I have all the sympathy in the world for her, and I imagine that the circumstance was very traumatic. It is, nevertheless, very different from most forms of rape. Do you agree that a less submissive 17 year old would not have ended up in the same predicament? Is it okay to make that observation about her? Don’t you think she might want to change some of her behaviors if this were ever to come up for her in the future? If not, why not? If so, how can you say this without blaming the victim?

But you can?

If your saying that if you change the incident and replace the girl with you, and that means it doesn’t happen. Then there is something about her that allows this incident to happen.

I’m not blaming her, or putting her down, exactly. I’m saying that sadly, she was naive and trusting. It doesn’t make her a bad person. It makes her an easy target.

But it still doesn’t put the BLAME on her.

“She said she believed she was trapped. Nix outweighed her by 145 pounds and stood nearly a foot taller. “I was scared for my life,” she said.”
Those saying that she was not in danger are contradicting themselves.

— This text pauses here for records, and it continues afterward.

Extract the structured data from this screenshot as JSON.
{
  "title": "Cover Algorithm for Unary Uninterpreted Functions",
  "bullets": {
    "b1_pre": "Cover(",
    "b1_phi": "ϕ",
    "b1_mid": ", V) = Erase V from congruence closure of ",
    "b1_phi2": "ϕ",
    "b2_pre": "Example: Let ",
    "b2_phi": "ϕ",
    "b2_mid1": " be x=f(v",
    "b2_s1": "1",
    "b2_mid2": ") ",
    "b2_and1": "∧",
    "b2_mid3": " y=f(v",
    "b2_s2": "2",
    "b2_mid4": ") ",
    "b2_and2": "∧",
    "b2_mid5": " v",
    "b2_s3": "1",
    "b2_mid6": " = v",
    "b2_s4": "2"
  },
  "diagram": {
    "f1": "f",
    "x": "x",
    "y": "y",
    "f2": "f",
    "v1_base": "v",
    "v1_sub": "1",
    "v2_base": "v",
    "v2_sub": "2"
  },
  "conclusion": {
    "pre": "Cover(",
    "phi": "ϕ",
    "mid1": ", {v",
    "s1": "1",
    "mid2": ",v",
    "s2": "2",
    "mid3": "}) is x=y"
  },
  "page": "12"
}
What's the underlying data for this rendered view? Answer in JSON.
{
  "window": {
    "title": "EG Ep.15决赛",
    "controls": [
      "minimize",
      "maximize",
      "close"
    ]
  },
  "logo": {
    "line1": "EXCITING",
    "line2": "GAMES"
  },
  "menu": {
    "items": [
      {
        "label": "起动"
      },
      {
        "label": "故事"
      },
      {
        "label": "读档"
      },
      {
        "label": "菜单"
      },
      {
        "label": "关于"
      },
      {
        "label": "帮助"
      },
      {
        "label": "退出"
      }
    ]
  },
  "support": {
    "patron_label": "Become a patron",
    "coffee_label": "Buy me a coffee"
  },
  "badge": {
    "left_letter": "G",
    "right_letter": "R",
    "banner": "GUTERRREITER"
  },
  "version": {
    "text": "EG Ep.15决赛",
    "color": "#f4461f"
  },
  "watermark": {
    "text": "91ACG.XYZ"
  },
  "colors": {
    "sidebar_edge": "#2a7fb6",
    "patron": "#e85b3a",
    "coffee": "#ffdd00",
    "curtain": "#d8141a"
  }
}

If Nix was willing to do what the caller said, then she was indeed in danger.

If Nix was not willing to do what the caller said, then how do you explain what he did?
A 90 pound teenage girl was scared for her life while a 235 pound man hit her threatened worse punishments should she fail to comply. There was every reason to believe those threats were real. Even now, I’m not sure just how far Nix would have gone had the caller ordered him to. How much more fear must the girl have been feeling at the time?

Here’s the main difference I see. When Ogborn took off her clothes it’s reasonable to assume that she was aware of the authorities requiring strip searches in other situations and that participating in one would demonstrate her innocence and allow her to keep her job. This was also not long she and Summers were told the police had been called and were on their way.

Nix didn’t even arrive on the scene until 2 hours after Summers and Ogborn had been told the police had been called and were on their way. Summers, herself, admitted she wondered why they were taking so long, but the caller had somehow explained them. While submitting to a strip search may be a reasonable way of demonstrating that one is not concealing stolen property anywhere on one’s body, I’ve no idea what legal purpose receiving a blow job could serve. At that point, Ms. Ogborn had been accused of using drugs, as well as theft (the addition of another charge should also have been another cue that things weren’t as they seemed). If someone, preferably you, Hentor, since you’re the one conflating submitting to a strip search with ordering someone to give head, could please give me an explanation of how receiving a blow job can indicate the presence or absence of drugs in one’s system, I’d love to read it. About the only thing I can think of is a half-joking, “She must have been smoking crack to submit to that!”

What purpose did Mr. Nix’s ordering Ms. Ogborn to give him a blow job serve? Is there any way it could have logically been connected with the things she was accused of? In my opinion, she could have seen submitting to a strip search as a way to demonstrate her innocence. I don’t know how the blow job would have accomplished that. That and Mr. Nix’s coming on the scene two hours later and not have been on hand for the initial pressure is why I hold Mr. Nix much more accountable for his actions. It has nothing to do with his being a man and everything to do with timing and degree of outlandishness. If others wish to differ, so be it.